King Street, Friday, February 28th.
Dear Hal,
... I got through Desdemona very well, as far as my personal safety was concerned; for though I fell on the stage in real hysterics at the end of one of those horrible scenes with Othello, Macready was more considerate than I had expected, did not rebreak my little finger, and did not really smother me in bed. I played the part fairly well, and wish you had seen it. I was tolerably satisfied with it myself, which, you know, I am not often, with my own theatrical performances....

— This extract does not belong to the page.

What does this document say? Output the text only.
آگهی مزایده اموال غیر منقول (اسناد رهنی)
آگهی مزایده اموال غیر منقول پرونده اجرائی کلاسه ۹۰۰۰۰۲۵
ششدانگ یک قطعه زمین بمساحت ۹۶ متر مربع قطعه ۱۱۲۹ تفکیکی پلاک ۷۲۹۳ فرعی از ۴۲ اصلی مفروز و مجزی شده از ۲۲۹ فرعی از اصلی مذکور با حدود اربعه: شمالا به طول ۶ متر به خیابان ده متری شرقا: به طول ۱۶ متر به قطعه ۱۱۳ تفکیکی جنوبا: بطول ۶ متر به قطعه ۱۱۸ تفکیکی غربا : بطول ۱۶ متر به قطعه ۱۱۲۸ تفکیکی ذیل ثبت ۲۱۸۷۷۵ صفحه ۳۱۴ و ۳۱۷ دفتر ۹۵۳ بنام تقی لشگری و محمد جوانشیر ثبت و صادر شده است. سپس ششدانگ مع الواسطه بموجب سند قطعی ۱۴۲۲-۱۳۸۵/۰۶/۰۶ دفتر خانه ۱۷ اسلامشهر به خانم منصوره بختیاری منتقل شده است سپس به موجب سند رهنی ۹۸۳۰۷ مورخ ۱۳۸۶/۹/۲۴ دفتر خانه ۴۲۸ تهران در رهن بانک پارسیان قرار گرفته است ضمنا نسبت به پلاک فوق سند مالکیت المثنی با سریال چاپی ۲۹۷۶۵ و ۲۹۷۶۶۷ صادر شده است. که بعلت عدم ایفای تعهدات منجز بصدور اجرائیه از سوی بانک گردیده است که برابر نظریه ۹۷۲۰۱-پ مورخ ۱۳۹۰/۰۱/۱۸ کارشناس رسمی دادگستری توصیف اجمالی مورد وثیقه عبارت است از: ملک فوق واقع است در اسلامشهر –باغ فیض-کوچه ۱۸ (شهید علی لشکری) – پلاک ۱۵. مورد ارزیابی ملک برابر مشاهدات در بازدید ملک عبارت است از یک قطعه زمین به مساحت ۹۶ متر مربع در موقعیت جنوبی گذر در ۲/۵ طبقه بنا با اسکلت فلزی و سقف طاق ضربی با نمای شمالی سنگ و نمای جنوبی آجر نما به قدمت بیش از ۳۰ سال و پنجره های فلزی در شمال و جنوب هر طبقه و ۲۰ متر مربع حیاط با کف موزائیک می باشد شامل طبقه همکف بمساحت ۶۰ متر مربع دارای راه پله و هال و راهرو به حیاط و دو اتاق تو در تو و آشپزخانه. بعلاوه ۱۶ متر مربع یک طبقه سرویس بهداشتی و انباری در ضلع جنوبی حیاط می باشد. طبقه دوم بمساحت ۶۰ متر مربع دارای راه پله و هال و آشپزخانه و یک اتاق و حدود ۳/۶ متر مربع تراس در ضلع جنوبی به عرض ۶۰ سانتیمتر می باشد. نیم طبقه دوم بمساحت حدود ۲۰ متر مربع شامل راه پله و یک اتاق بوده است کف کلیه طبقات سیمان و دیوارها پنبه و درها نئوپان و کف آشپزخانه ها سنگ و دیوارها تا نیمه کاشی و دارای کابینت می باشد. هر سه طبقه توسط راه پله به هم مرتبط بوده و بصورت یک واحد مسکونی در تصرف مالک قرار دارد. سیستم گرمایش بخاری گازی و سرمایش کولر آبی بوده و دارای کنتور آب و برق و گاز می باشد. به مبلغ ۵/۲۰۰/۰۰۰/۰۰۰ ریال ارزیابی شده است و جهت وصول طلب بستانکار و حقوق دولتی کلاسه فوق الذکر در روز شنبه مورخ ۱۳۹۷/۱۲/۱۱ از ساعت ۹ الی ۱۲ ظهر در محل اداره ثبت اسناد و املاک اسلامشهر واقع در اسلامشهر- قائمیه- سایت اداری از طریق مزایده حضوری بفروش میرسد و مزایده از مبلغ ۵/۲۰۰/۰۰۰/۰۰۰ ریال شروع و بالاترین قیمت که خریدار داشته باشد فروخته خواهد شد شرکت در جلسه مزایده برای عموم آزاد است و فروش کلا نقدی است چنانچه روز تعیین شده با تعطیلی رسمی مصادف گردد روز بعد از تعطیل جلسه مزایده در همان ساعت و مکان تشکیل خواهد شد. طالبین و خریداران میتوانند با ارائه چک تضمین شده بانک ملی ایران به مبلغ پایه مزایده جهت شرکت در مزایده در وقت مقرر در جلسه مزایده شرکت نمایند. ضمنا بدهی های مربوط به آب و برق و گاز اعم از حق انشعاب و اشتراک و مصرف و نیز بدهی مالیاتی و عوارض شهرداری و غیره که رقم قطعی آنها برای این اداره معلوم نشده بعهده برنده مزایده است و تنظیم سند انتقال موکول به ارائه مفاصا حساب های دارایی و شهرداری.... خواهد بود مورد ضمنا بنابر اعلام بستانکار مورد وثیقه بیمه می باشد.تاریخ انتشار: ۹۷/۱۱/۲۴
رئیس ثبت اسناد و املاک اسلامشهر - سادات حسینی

Faith in God, according to my understanding of it, my dearest Hal, implies faith in man; and have we not good need of both just now? You can well imagine the state of perturbation and excitement London is in with these Parisian events. The universal cry and question is, "What is the news?" People run from house to house to gather the latest intelligence. The streets are filled with bawling paper-vendors, amidst whose indistinct vociferations the attractively appalling words, "Revolution! Republic! Massacre! Bloodshed!" are alone distinguishable. The loss of Saturday night's packet between Calais and Dover, besides the horror of the event itself, is doubly distressing from the intense anxiety felt to receive intelligence of how matters are going on.

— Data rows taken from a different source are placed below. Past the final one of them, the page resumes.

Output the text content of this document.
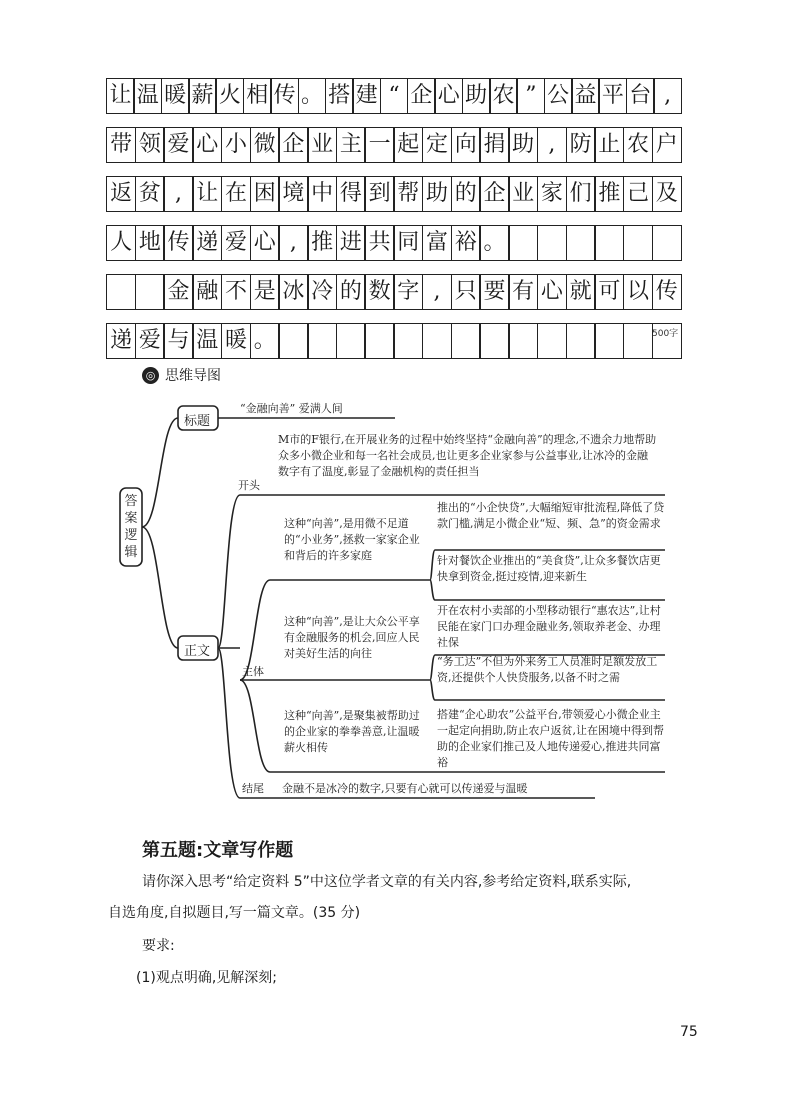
让 温 暖 薪 火 相 传 。 搭 建 “ 企 心 助 农 ” 公 益 平 台 ,
带 领 爱 心 小 微 企 业 主 一 起 定 向 捐 助 , 防 止 农 户
返 贫 , 让 在 困 境 中 得 到 帮 助 的 企 业 家 们 推 己 及
人 地 传 递 爱 心 , 推 进 共 同 富 裕 。
金 融 不 是 冰 冷 的 数 字 , 只 要 有 心 就 可 以 传
递 爱 与 温 暖 。	500字
◎ 思维导图
答案逻辑
标题
正文
“金融向善” 爱满人间
开头
M市的F银行,在开展业务的过程中始终坚持“金融向善”的理念,不遗余力地帮助众多小微企业和每一名社会成员,也让更多企业家参与公益事业,让冰冷的金融数字有了温度,彰显了金融机构的责任担当
主体
这种“向善”,是用微不足道的“小业务”,拯救一家家企业和背后的许多家庭
推出的“小企快贷”,大幅缩短审批流程,降低了贷款门槛,满足小微企业“短、频、急”的资金需求
针对餐饮企业推出的“美食贷”,让众多餐饮店更快拿到资金,挺过疫情,迎来新生
这种“向善”,是让大众公平享有金融服务的机会,回应人民对美好生活的向往
开在农村小卖部的小型移动银行“惠农达”,让村民能在家门口办理金融业务,领取养老金、办理社保
“务工达”不但为外来务工人员准时足额发放工资,还提供个人快贷服务,以备不时之需
这种“向善”,是聚集被帮助过的企业家的拳拳善意,让温暖薪火相传
搭建“企心助农”公益平台,带领爱心小微企业主一起定向捐助,防止农户返贫,让在困境中得到帮助的企业家们推己及人地传递爱心,推进共同富裕
结尾 金融不是冰冷的数字,只要有心就可以传递爱与温暖
第五题:文章写作题
请你深入思考“给定资料 5”中这位学者文章的有关内容,参考给定资料,联系实际,
自选角度,自拟题目,写一篇文章。(35 分)
要求:
(1)观点明确,见解深刻;
75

Thus far yesterday, dear Hal; but as every hour brings intelligence that contradicts that of the hour before, it is now known that the small boat, going from the shore to the packet, was capsized and lost, and not the steamer itself. Henry Greville belongs to the party of Terrorists, and believes the worst of the worst rumors: but I have just seen his mother, and Lady Charlotte says that Charles is almost enthusiastic in his admiration of the conduct of the French people hitherto; but then there is never any knowing exactly how long any fashion, frenzied or temperate, moral or material, may last in France.

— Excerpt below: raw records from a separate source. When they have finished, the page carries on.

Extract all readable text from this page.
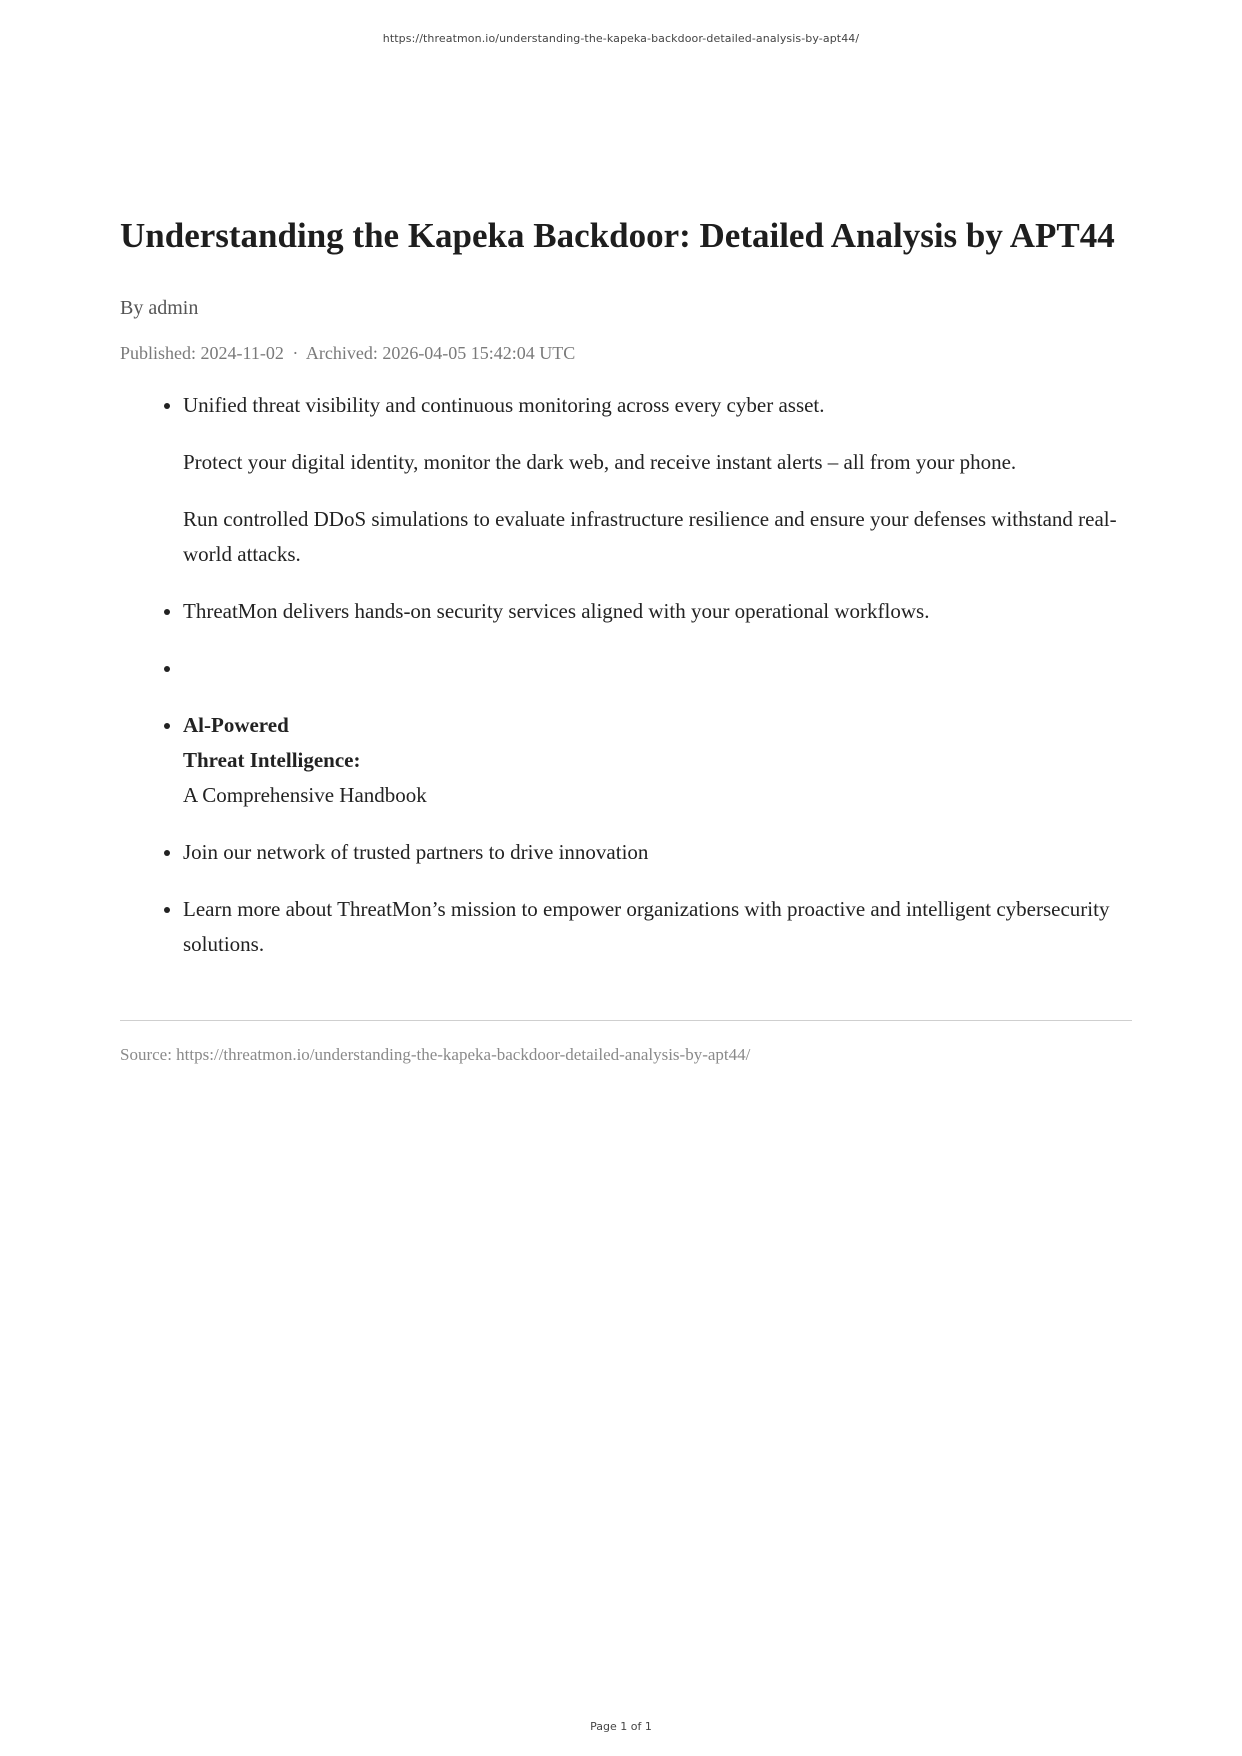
https://threatmon.io/understanding-the-kapeka-backdoor-detailed-analysis-by-apt44/
Understanding the Kapeka Backdoor: Detailed Analysis by APT44
By admin
Published: 2024-11-02 · Archived: 2026-04-05 15:42:04 UTC

• Unified threat visibility and continuous monitoring across every cyber asset.

Protect your digital identity, monitor the dark web, and receive instant alerts – all from your phone.

Run controlled DDoS simulations to evaluate infrastructure resilience and ensure your defenses withstand real-world attacks.

• ThreatMon delivers hands-on security services aligned with your operational workflows.
•
• Al-Powered
Threat Intelligence:
A Comprehensive Handbook
• Join our network of trusted partners to drive innovation
• Learn more about ThreatMon’s mission to empower organizations with proactive and intelligent cybersecurity solutions.
Source: https://threatmon.io/understanding-the-kapeka-backdoor-detailed-analysis-by-apt44/
Page 1 of 1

In the mean time, the condition of that unfortunate Royal Family is worthy of all compassion, especially the women, who are involved in the retributions of the folly or wickedness of the men they belong to.
ESCAPE OF THE ROYAL FAMILY. It is not known where the Duchesse de Nemours is. Her husband has arrived safely here with one of the children; but neither he nor any one else knows what has become of his wife and the other two children. Of the Duchesse d'Orléans and her two babies nothing is known; and Lady Normanby wrote a letter to the Queen, saying that Louis Philippe and the Queen of France were in safety, but, as her letter would be sure to be opened, she could say no more.
Only think of the Princesse Clémentine making her escape from France on board the same packet with her brother, the Duc de Nemours, and neither of them knowing the other was on the same vessel! The suddenness of the whole catastrophe makes it seem like some outrageously impossible dream. What a troubled dream must that king and queen's life seem to them, beginning and ending in such national convulsions!...
I really believe Macready cannot help being as odious as he is on the stage. He very nearly made me faint last night in "Macbeth," with crushing my broken finger, and, by way of apology, merely coolly observed that he really could not answer for himself in such a scene, and that I ought to wear a splint; and truly, if I act much more with him, I think I shall require several splints, for several broken limbs. I have been rehearsing "Hamlet" with him this morning for three hours. I do not mind his tiresome particularity on the stage, for, though it all goes to making himself the only object of everything and everybody, he works very hard, and is zealous, and conscientious, and laborious in his duty, which is a merit in itself. But I think it is rather mean (as the children say) of him to refuse to act in such plays as "King John," "Much Ado about Nothing," which are pieces of his own too, to oblige me; whilst I have studied expressly for him Desdemona, Ophelia, and Cordelia, parts quite out of my line, merely that his plays may be strengthened by my name. Moreover, he has not scrupled to ask me to study new parts, in plays which have been either written expressly only for him, or cut down to suit his peculiar requisitions. This, however, I have declined doing. Anything of Shakespeare's I will act with and for him, because anything of Shakespeare's is good enough, and too good, for me.... I shall have a nausea of fright till after I have done singing in Ophelia to-morrow night.